Calmed down, I said a prayer entrusting us both to Blessed Mother, then I went in for a visit. I asked the Little One, “Do you know why I was upset? Do you think it was because
you used the Kindle?” She shook her head “no.” “Was I upset because you didn’t
want to help me?” She shook her head “yes.” Then she rushed into my arms. I hugged the Little One tight. I know that hug was a twofold Christmas miracle – Blessed Mother using my arms to love a child She helped to be contrite.
A mentor a long time ago shared
that there is no recipe to raising children, but we can follow three points: 1) love them, 2) teach them, and 3) forgive
them.
I am so grateful for this
experience with the Little One. There have been so many lessons for her: She
can make bad choices (we are in day 2 and she’s had 4 melt downs for not being
able to eat sweets); she wants to be the leader (a role her mom and dad were
entrusted with, not her); she lacks trust in her mom (pride takes root so young);
and she has a crucial need for hugs!
There are so many lessons for me:
How often do I tell my LORD “I firmly
intend with the help of your grace to sin no more,” and then leave the
confessional to do just that – sin more?; I have a huge fear of losing control,
which means I totally lack trust in God’s mercy; and, the most important lesson
of all, I need to be in Blessed Mother’s arms constantly when I parent!
It was a good day to discover truth.
In
an unusual way, the parable of the prodigal son depicts the depth of the
twofold truth about God and man. This parable says that God loves you in and
with the actual truth about you. He loves you as you are and not as you should
be. He loves you with all of your muck, filth, grime, and even wretchedness.
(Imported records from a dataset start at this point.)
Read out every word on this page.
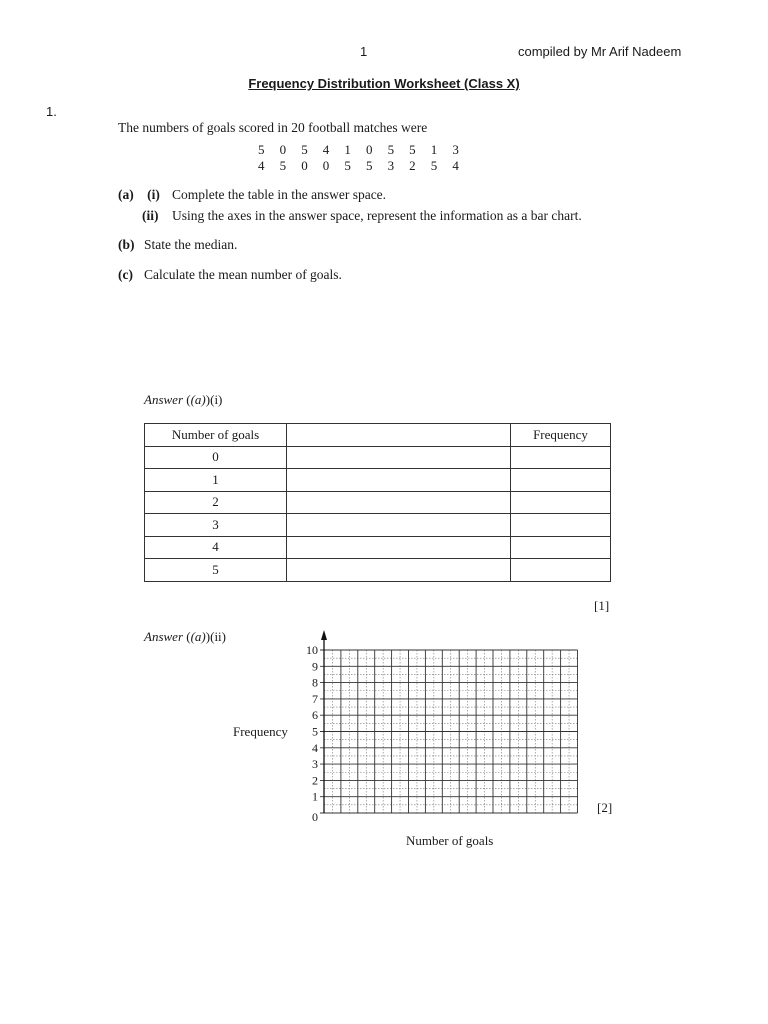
1	compiled by Mr Arif Nadeem
Frequency Distribution Worksheet (Class X)
1.
The numbers of goals scored in 20 football matches were
5	0	5	4	1	0	5	5	1	3
4	5	0	0	5	5	3	2	5	4
(a) (i) Complete the table in the answer space.
(ii) Using the axes in the answer space, represent the information as a bar chart.
(b) State the median.
(c) Calculate the mean number of goals.
Answer ((a))(i)
Number of goals		Frequency
0		
1		
2		
3		
4		
5		
[1]
Answer ((a))(ii)
Frequency
0
1
2
3
4
5
6
7
8
9
10
Number of goals
[2]
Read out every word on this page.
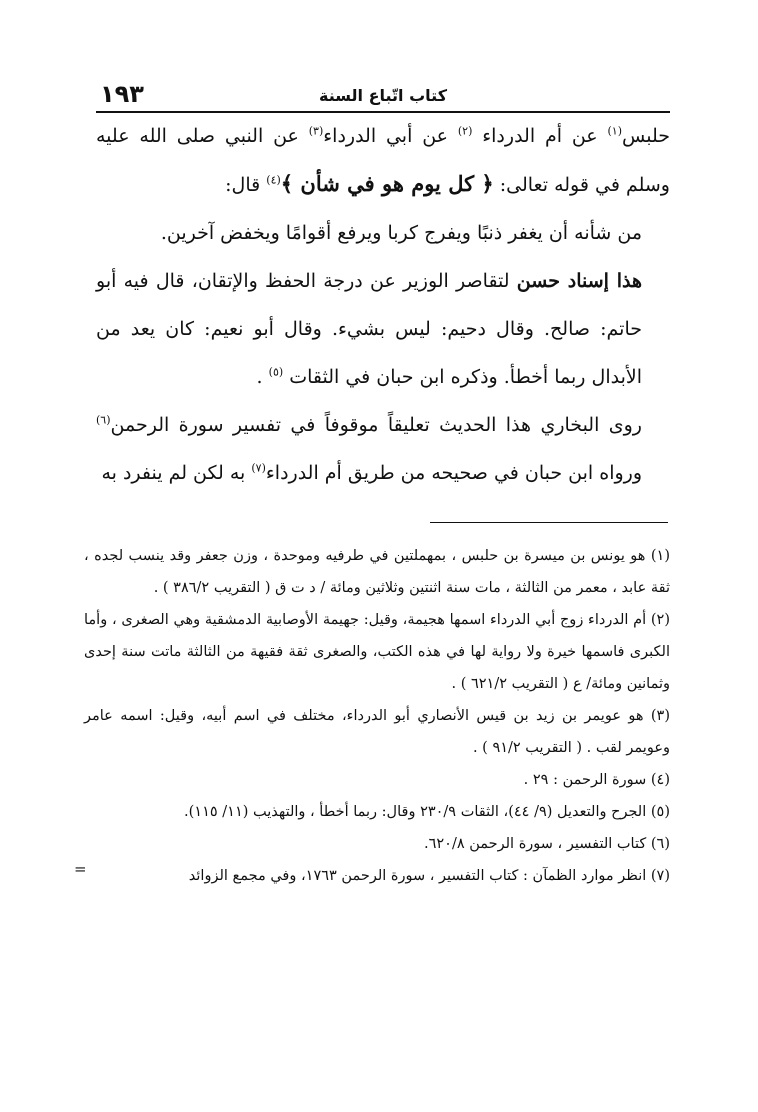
١٩٣	كتاب اتّباع السنة

حلبس$^{(١)}$ عن أم الدرداء $^{(٢)}$ عن أبي الدرداء$^{(٣)}$ عن النبي صلى الله عليه وسلم في قوله تعالى: ﴿ كل يوم هو في شأن ﴾$^{(٤)}$ قال:

من شأنه أن يغفر ذنبًا ويفرج كربا ويرفع أقوامًا ويخفض آخرين.

هذا إسناد حسن لتقاصر الوزير عن درجة الحفظ والإتقان، قال فيه أبو حاتم: صالح. وقال دحيم: ليس بشيء. وقال أبو نعيم: كان يعد من الأبدال ربما أخطأ. وذكره ابن حبان في الثقات $^{(٥)}$ .

روى البخاري هذا الحديث تعليقاً موقوفاً في تفسير سورة الرحمن$^{(٦)}$ ورواه ابن حبان في صحيحه من طريق أم الدرداء$^{(٧)}$ به لكن لم ينفرد به

(١) هو يونس بن ميسرة بن حلبس ، بمهملتين في طرفيه وموحدة ، وزن جعفر وقد ينسب لجده ، ثقة عابد ، معمر من الثالثة ، مات سنة اثنتين وثلاثين ومائة / د ت ق ( التقريب ٣٨٦/٢ ) .

(٢) أم الدرداء زوج أبي الدرداء اسمها هجيمة، وقيل: جهيمة الأوصابية الدمشقية وهي الصغرى ، وأما الكبرى فاسمها خيرة ولا رواية لها في هذه الكتب، والصغرى ثقة فقيهة من الثالثة ماتت سنة إحدى وثمانين ومائة/ ع ( التقريب ٦٢١/٢ ) .

(٣) هو عويمر بن زيد بن قيس الأنصاري أبو الدرداء، مختلف في اسم أبيه، وقيل: اسمه عامر وعويمر لقب . ( التقريب ٩١/٢ ) .

(٤) سورة الرحمن : ٢٩ .

(٥) الجرح والتعديل (٩/ ٤٤)، الثقات ٢٣٠/٩ وقال: ربما أخطأ ، والتهذيب (١١/ ١١٥).

(٦) كتاب التفسير ، سورة الرحمن ٦٢٠/٨.

(٧) انظر موارد الظمآن : كتاب التفسير ، سورة الرحمن ١٧٦٣، وفي مجمع الزوائد

=
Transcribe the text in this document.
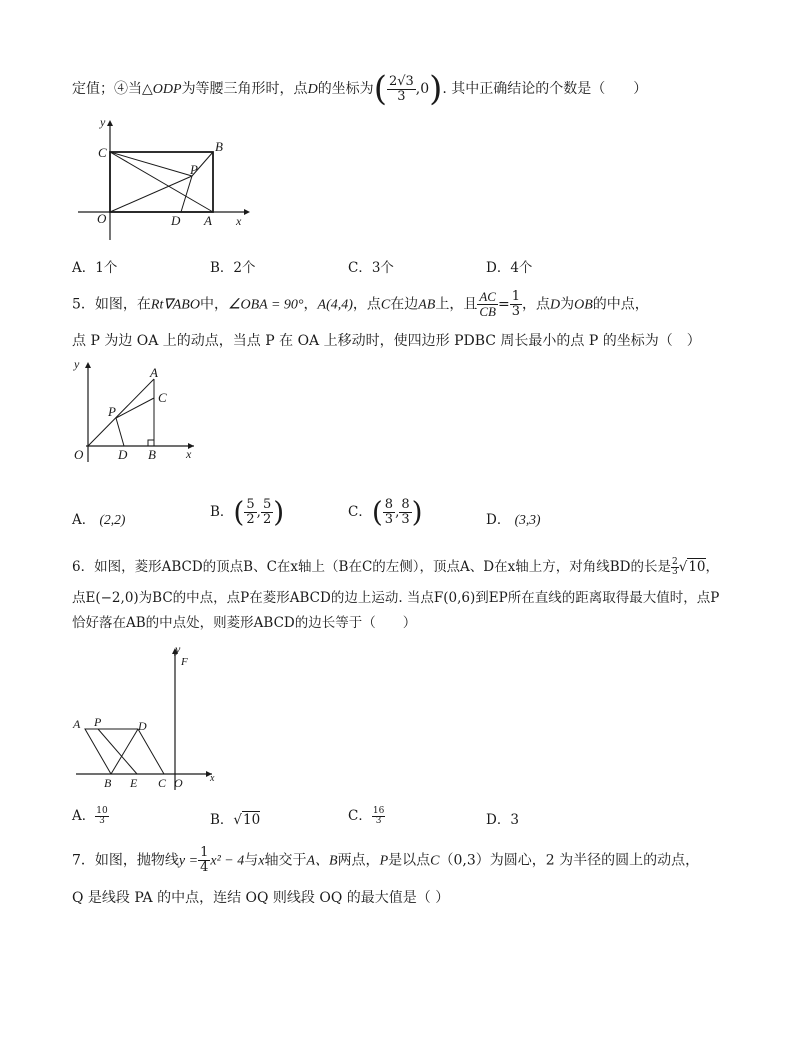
定值；④当△ODP为等腰三角形时，点D的坐标为( $\frac{2√3}{3} ,0$). 其中正确结论的个数是（　　）
y
C	B
P
O	D A x
A．1个	B．2个	C．3个	D．4个
5．如图，在Rt∇ABO中，∠OBA = 90°，A(4,4)，点C在边AB上，且 $\frac{AC}{CB} = \frac{1}{3}$ ，点D为OB的中点，
点 P 为边 OA 上的动点，当点 P 在 OA 上移动时，使四边形 PDBC 周长最小的点 P 的坐标为（　）
y
A
C
P
O	D B	x
A． (2,2)	B．( $\frac{5}{2}$ , $\frac{5}{2}$ )	C．( $\frac{8}{3}$ , $\frac{8}{3}$ )	D． (3,3)
6．如图，菱形ABCD的顶点B、C在x轴上（B在C的左侧），顶点A、D在x轴上方，对角线BD的长是 $\frac{2}{3} √10$，
点E(−2,0)为BC的中点，点P在菱形ABCD的边上运动. 当点F(0,6)到EP所在直线的距离取得最大值时，点P
恰好落在AB的中点处，则菱形ABCD的边长等于（　　）
y
F
A P	D
B E C O	x
A． $\frac{10}{3}$	B．√10	C． $\frac{16}{3}$	D．3
7．如图，抛物线$y = \frac{1}{4} x^2 - 4$与x轴交于A、B两点，P是以点C（0,3）为圆心，2 为半径的圆上的动点，
Q 是线段 PA 的中点，连结 OQ 则线段 OQ 的最大值是（ ）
In
turn, you have to abolish the pedestal of your pride in order to stand in the
naked and acknowledged truth before Him –
the truth that, in this state of
being closed, you are incapable of loving Him, and the truth that you should
constantly receive this freely-given love until a complete change is brought
about in you. Thus you must stand in the truth –
the naked truth. ( S.C. Biela, The Two Pillars, [Ft.Collins, CO: IAMF, 2006], 35.)